# 2016 Spring gobbler!



## goosefreak (Aug 20, 2009)

Well, that was my shortest hunting trip. I left work late Wednesday night and got to camp at midnight, where my dad and brother were already at. My Bro and I got up and hit a spot where I'v always known turkeys to roost. The bird started gobbling his head off at about 5:50. We snuck into about 90 yards from his tree and set up my decoy.. At 6:00am I made my first call, real soft and gentle. Thats all it took. he soon came out of his tree and came sprinting in. 

At 20 yards I dropped the hammer on him. Just in time to snap a few pictures before it got too light


----------



## hawglips (Aug 23, 2013)

Congratulations goose freak!


----------



## twinkielk15 (Jan 17, 2011)

Nice! So bittersweet when a hunt goes that quickly.


----------



## bekins24 (Sep 22, 2015)

Definitely a love/hate relationship with getting one that early. Congrats though!


----------



## katorade (Sep 23, 2007)

Nice Bird!


----------



## Fear the rack (May 15, 2016)

Nice bird! I've gone out 4 times last year, nothing. I scouted a couple times this year and found a few, but when we went up they wouldn't respond. Any suggestions on where to check out?


----------



## goosefreak (Aug 20, 2009)

Fear the rack said:


> Nice bird! I've gone out 4 times last year, nothing. I scouted a couple times this year and found a few, but when we went up they wouldn't respond. Any suggestions on where to check out?

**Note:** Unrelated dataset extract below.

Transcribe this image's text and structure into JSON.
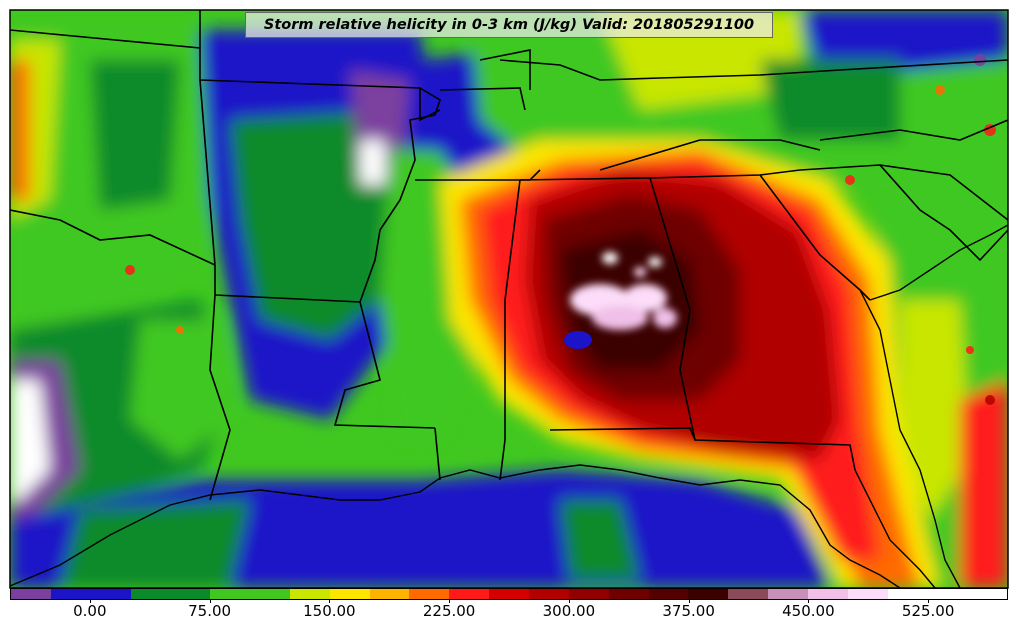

where have you been going?


----------



## Fear the rack (May 15, 2016)

By a small town called Wallsburg. It's near Deer Creek. We take this dirt road back by this meadow. There's always at least one hunter there so it's a known place but it's not over hunted. I haven't heard them except strait at 5:30. After that, they never make a noise.


----------